When Erykah Badu found out that her friend and collaborator J Dilla passed away in February 2006, her mind reeled. The producer was just 32, felled by a rare blood disease that clogged his body with clots and a case of lupus that caused his immune system to go haywire. Badu thought of a story Dilla's mother told her about her son's dying days, when she would find him having conversations with an unseen companion. One time, when she asked him who he was talking to, he said it was Ol' Dirty Bastard, who had died in 2004. As Badu recounted years later, Dilla explained to his mom: “He was telling me what bus to get on when I cross over. He said, ‘Don’t get on the red bus, get on the white bus. The red bus looks fun, but that’s not the one.’” That memory inspired Badu to write a song called "Telephone", which starts: "Telephone, it's Ol' Dirty/ He wants to give you directions home/ Said it won't be too long."
"Telephone" originally appeared on Badu's 2008 album New Amerykah Part One (4th World War) and it's reprised in chopped-and-screwed form as a tribute to another late rap producer, DJ Screw, on the singer's new mixtape, But You Caint Use My Phone. For the 44-year-old ankh-worshipping R&B iconoclast, phones aren't just emoji factories or Candy Crush receptacles—they're mystic devices that can span time and space, heaven and Earth. According to Badu, phones can enhance our ability to communicate deep desires across oceans, but they can also jumble our meaning with static or frustrate with busy signals and voicemail. As an extension of ourselves, phones can be heartbreaking, lustful, smart, dumb, noisy, distracting, powerful.

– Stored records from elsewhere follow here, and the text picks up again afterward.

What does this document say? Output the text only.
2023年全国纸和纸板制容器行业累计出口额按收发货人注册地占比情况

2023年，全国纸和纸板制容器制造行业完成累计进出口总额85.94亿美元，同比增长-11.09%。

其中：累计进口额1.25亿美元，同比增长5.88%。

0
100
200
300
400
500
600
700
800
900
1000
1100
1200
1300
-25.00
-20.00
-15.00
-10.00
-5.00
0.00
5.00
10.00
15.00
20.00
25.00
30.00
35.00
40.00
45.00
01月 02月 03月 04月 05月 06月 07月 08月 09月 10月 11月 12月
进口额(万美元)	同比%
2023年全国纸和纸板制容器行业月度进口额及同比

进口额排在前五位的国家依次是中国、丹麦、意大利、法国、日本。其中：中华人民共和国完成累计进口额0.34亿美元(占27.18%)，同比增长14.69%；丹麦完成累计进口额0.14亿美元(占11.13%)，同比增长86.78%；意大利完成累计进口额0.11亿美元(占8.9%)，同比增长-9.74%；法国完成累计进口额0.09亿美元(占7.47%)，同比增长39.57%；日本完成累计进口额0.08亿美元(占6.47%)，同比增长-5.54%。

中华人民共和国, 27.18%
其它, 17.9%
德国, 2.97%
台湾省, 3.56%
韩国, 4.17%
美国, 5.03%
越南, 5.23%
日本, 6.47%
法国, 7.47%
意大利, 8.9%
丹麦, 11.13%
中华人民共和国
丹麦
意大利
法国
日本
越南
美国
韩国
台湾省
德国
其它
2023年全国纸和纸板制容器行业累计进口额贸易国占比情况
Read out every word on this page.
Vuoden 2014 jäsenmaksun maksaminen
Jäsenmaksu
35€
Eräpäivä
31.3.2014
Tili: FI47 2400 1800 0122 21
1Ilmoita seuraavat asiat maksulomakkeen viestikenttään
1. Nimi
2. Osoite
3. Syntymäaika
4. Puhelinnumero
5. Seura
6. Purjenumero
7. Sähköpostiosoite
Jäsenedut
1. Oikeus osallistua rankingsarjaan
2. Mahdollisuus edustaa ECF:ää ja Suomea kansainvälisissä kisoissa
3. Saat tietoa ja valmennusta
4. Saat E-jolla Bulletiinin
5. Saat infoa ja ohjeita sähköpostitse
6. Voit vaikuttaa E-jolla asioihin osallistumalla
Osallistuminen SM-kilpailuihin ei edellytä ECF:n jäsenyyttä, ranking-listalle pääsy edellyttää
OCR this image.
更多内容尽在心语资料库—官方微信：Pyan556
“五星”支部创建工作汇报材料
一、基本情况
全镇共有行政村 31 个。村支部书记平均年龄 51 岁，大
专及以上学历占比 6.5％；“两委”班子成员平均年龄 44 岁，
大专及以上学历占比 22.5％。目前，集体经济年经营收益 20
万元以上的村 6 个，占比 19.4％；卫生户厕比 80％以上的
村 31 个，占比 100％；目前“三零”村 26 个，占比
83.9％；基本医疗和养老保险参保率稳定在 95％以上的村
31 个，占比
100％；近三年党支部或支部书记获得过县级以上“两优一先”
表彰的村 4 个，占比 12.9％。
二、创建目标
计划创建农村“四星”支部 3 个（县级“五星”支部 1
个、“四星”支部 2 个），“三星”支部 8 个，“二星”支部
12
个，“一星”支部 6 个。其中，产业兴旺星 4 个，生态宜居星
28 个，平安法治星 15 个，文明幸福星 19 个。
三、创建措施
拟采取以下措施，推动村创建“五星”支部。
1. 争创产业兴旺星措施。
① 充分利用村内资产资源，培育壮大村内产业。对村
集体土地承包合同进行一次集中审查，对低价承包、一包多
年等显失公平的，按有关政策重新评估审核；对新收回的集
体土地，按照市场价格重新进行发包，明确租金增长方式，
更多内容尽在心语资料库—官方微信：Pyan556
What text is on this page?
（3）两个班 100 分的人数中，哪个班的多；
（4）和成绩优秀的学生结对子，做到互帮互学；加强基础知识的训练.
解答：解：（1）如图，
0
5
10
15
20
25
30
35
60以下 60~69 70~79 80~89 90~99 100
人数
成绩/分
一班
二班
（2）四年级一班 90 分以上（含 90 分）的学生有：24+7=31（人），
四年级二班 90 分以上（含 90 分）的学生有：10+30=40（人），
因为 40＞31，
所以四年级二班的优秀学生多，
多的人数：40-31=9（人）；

But You Caint Use My Phone is a mixtape in the true hip-hop sense, as it largely finds Badu putting her spin on other artists' songs. Created alongside a young producer and fellow Dallas denizen named Zach Witness in just 12 days, the tape feels off-the-cuff, yet also steeped in history and wisdom. This paradoxical quality can be found in much of Badu's work over the last two decades as well as on her initial inspiration for this tape, Drake's "Hotline Bling", the SoundCloud loosie-turned-smash about late-night buzzes with a beat taken from Timmy Thomas' 1972 anti-war plea "Why Can't We Live Together". "Hotline Bling" is old and new, R&B and hip-hop, serious and fun—it's a song that might not exist without the pioneering work of Erykah Badu, so it only makes sense for her to reclaim it.